Besides reining in development, Endeavor made other moves internally.

It increased staffing for its service business, which entails leasing and managing a portfolio of more than 5 million square feet of retail, office and industrial space in Central Texas and San Antonio.

Among the firm’s own projects, Endeavor’s retail leasing team, led by Billy Osherow and Brian Lent, brought its centers to 95 percent leased “in the worst retail environment in the last 20 years,” Ellis said. 

Endeavor’s office division signed two large leases, including the largest local deal of 2009, the OneWest Bank lease that filled Endeavor’s 174,000-square-foot Domain Gateway building.

Endeavor also downsized its staff from 122 in 2007 to its current 68. More than half of the departures were through attrition, Ellis said.

“With revenues down, and revenue opportunities down, we’ve had to make some very difficult decisions,” Ellis said. 

Waiting for upturn, bargains

Other developers also have had to adjust to the new realities.

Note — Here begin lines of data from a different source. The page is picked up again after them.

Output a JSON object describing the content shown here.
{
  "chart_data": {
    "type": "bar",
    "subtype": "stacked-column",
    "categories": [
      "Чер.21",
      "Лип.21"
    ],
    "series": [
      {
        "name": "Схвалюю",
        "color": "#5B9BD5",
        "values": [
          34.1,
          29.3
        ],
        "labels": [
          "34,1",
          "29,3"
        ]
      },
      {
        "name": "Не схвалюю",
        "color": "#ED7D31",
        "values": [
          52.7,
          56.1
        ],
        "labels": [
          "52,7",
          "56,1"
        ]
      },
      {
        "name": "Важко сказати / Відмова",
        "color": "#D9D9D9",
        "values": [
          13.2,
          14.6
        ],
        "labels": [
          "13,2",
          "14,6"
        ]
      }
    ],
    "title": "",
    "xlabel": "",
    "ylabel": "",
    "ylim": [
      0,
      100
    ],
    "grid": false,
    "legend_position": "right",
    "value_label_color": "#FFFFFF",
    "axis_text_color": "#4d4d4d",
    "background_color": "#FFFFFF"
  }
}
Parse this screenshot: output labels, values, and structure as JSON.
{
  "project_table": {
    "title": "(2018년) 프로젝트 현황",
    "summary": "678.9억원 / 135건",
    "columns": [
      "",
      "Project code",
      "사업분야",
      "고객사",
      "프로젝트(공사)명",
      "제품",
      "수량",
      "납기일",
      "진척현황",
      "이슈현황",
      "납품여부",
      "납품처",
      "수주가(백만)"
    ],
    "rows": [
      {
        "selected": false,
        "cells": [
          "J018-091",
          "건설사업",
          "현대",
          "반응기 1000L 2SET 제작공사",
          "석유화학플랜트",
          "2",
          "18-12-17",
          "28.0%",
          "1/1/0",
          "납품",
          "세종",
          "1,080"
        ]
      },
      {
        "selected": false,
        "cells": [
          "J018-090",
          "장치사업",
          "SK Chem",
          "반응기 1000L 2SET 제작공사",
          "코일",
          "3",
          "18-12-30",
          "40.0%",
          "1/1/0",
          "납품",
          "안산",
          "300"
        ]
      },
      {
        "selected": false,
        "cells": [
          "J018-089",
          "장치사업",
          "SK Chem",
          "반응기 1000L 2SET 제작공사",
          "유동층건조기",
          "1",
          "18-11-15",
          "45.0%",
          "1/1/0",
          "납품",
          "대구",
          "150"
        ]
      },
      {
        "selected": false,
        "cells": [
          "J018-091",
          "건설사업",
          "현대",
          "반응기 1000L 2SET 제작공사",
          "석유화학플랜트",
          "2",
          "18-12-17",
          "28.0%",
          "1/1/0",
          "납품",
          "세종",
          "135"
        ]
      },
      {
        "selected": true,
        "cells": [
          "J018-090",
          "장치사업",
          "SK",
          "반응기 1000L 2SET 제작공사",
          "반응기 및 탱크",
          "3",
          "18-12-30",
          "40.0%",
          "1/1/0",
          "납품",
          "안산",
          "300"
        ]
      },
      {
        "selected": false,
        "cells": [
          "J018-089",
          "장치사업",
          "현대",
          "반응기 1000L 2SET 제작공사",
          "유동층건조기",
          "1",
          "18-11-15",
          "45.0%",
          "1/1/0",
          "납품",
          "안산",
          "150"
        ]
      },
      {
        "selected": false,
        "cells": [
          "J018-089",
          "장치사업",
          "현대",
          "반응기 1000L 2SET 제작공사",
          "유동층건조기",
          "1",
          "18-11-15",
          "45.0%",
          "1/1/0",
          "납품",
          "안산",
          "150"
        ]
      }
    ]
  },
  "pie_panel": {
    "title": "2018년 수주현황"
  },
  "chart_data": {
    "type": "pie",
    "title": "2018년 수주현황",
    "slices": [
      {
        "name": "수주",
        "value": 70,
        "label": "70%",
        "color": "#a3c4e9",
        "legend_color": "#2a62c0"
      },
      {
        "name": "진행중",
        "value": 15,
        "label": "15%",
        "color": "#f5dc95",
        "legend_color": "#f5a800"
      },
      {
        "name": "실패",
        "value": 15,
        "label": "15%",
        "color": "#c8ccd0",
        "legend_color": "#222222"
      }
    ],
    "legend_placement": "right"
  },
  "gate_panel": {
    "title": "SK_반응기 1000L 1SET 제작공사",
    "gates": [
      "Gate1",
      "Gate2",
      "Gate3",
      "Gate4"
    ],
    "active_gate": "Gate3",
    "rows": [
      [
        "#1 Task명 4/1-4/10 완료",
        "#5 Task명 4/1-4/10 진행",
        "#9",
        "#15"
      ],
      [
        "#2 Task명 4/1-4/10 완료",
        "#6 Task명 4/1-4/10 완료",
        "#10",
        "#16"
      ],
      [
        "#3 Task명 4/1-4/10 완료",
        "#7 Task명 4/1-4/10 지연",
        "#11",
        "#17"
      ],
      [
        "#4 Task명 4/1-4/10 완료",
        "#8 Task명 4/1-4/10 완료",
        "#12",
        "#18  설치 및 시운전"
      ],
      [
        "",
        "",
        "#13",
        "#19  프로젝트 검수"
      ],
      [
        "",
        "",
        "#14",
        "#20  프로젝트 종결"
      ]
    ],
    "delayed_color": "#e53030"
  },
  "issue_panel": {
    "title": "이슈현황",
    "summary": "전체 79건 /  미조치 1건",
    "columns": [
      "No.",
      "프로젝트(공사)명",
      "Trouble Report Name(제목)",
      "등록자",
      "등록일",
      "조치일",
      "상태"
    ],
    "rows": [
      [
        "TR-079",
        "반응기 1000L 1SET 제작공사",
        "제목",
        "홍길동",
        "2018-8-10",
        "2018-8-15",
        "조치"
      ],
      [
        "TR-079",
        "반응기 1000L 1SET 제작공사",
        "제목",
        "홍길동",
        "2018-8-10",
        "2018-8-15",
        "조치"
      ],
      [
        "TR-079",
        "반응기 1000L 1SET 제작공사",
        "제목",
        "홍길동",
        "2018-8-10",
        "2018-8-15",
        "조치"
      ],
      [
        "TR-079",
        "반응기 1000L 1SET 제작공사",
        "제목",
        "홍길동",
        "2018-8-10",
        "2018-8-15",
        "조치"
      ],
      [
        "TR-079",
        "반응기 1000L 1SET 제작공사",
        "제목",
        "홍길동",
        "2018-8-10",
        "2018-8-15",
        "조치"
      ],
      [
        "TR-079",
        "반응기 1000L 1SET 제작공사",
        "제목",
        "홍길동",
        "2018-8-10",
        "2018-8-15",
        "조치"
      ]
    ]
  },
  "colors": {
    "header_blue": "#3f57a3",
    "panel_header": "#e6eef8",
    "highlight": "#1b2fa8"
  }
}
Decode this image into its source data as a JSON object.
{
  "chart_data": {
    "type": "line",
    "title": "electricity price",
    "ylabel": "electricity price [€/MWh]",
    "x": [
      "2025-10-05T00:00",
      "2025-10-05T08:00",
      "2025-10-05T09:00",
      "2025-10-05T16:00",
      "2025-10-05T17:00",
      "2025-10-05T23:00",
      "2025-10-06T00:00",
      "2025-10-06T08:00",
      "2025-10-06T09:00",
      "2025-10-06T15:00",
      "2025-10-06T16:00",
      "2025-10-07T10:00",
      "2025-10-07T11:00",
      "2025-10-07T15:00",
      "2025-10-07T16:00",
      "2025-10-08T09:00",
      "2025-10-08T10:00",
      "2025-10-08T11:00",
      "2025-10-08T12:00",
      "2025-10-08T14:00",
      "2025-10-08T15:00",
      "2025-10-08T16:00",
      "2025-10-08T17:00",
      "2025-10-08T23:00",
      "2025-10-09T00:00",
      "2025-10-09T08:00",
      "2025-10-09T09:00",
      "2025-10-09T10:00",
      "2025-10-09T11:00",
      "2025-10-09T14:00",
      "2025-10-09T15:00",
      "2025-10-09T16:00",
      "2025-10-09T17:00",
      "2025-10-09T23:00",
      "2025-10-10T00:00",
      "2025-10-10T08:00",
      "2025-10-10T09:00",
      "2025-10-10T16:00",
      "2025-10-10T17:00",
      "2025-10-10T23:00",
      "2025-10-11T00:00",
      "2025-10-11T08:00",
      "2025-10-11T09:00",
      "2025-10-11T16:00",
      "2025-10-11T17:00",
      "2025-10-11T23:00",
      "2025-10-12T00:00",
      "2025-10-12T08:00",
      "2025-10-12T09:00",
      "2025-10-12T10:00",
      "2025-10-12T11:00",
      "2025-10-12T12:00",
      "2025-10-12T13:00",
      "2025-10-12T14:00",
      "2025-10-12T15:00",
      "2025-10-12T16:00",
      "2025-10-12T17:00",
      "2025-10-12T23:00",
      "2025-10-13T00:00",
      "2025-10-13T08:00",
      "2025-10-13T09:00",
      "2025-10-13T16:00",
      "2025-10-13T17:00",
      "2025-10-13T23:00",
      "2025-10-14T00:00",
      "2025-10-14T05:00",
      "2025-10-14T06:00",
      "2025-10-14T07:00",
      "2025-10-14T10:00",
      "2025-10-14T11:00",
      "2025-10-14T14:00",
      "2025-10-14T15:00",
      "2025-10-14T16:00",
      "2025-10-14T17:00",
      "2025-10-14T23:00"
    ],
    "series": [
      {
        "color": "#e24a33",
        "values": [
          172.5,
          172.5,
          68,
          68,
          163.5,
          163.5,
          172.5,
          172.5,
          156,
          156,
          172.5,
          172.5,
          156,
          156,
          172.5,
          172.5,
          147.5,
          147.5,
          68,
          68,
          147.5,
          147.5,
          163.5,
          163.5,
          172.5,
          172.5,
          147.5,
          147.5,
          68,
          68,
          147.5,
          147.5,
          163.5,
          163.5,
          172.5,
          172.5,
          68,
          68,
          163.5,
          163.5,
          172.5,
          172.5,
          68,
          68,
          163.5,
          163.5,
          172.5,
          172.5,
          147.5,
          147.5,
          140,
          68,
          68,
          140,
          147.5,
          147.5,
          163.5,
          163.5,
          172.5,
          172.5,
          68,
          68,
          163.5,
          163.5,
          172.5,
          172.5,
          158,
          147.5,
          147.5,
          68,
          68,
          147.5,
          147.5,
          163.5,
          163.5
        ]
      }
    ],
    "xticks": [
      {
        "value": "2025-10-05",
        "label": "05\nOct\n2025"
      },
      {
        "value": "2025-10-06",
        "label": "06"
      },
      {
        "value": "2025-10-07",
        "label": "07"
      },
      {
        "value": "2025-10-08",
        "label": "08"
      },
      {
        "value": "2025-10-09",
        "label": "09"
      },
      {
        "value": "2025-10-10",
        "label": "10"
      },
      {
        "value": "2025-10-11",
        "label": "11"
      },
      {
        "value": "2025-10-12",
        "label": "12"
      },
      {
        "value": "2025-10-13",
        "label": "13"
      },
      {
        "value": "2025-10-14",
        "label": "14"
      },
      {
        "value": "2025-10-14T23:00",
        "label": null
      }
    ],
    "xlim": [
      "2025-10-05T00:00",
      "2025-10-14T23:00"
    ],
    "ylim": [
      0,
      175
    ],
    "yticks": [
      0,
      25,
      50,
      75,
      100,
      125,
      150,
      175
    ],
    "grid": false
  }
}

“We have all had to retrench and refocus, but that is a healthy exercise,” said Beau Armstrong, CEO of Austin-based Stratus Properties Inc., developer of the W Austin Hotel & Residences under construction downtown. “Real estate is a cyclical business, and we are currently moving through the most difficult part. It’s certainly not as much fun as it was three or four years ago, but you have to learn to take the good with the bad. When it looks the worst, it’s probably the best time to invest.”

Stratus, like Endeavor, has been looking for potential acquisitions. 

Armstrong said Stratus has “evaluated a limited number of new opportunities but, quite frankly, we have not seen the volume of distressed situations that were widely expected by most experts in our business.”

Ellis said that starting last year, there’s been a “major influx” of commercial investors, including private individuals, pension funds and insurance companies, looking for buying opportunities in the local market. The big unknown, he said, is whether there will be “huge bargains.”

So far that hasn’t been the case, Ellis said, as Central Texas “hasn’t taken as much of a beating” as many other places. It remains to be seen whether the renewed investor interest will push prices up, he said.

There are, however, signs of an emerging upturn. 

In December, Catellus Development Group sold the regional retail portion of its Mueller development in Northeast Austin to Phoenix-based Cole Real Estate Investments. The sale price wasn’t disclosed.

Ellis said that sale marked “the first positive in the investment market we’ve seen in over two years.”

On the development side, predictions vary on how long it might be before demand and the economy pick up. Ellis thinks it could be 12 to 18 months before retail and office demand return; it all depends on job growth.

Tuerff, with Compass, said it could be two or three more years before demand comes back to build new shopping centers. 

Stratus’ Armstrong said that, “considering the dearth of real estate financing, it is likely to be several years before we see any significant new construction. And when we do, it will be conservatively underwritten and heavily pre-leased or pre-sold.”

As for whether and when Endeavor might revisit its Bastrop and other retail projects or set its sights on new ones in Central Texas, Ellis said the firm “will continue to monitor the whole market for any opportunities.”

“But when or if they make sense,” Ellis said, “is still up in the air.”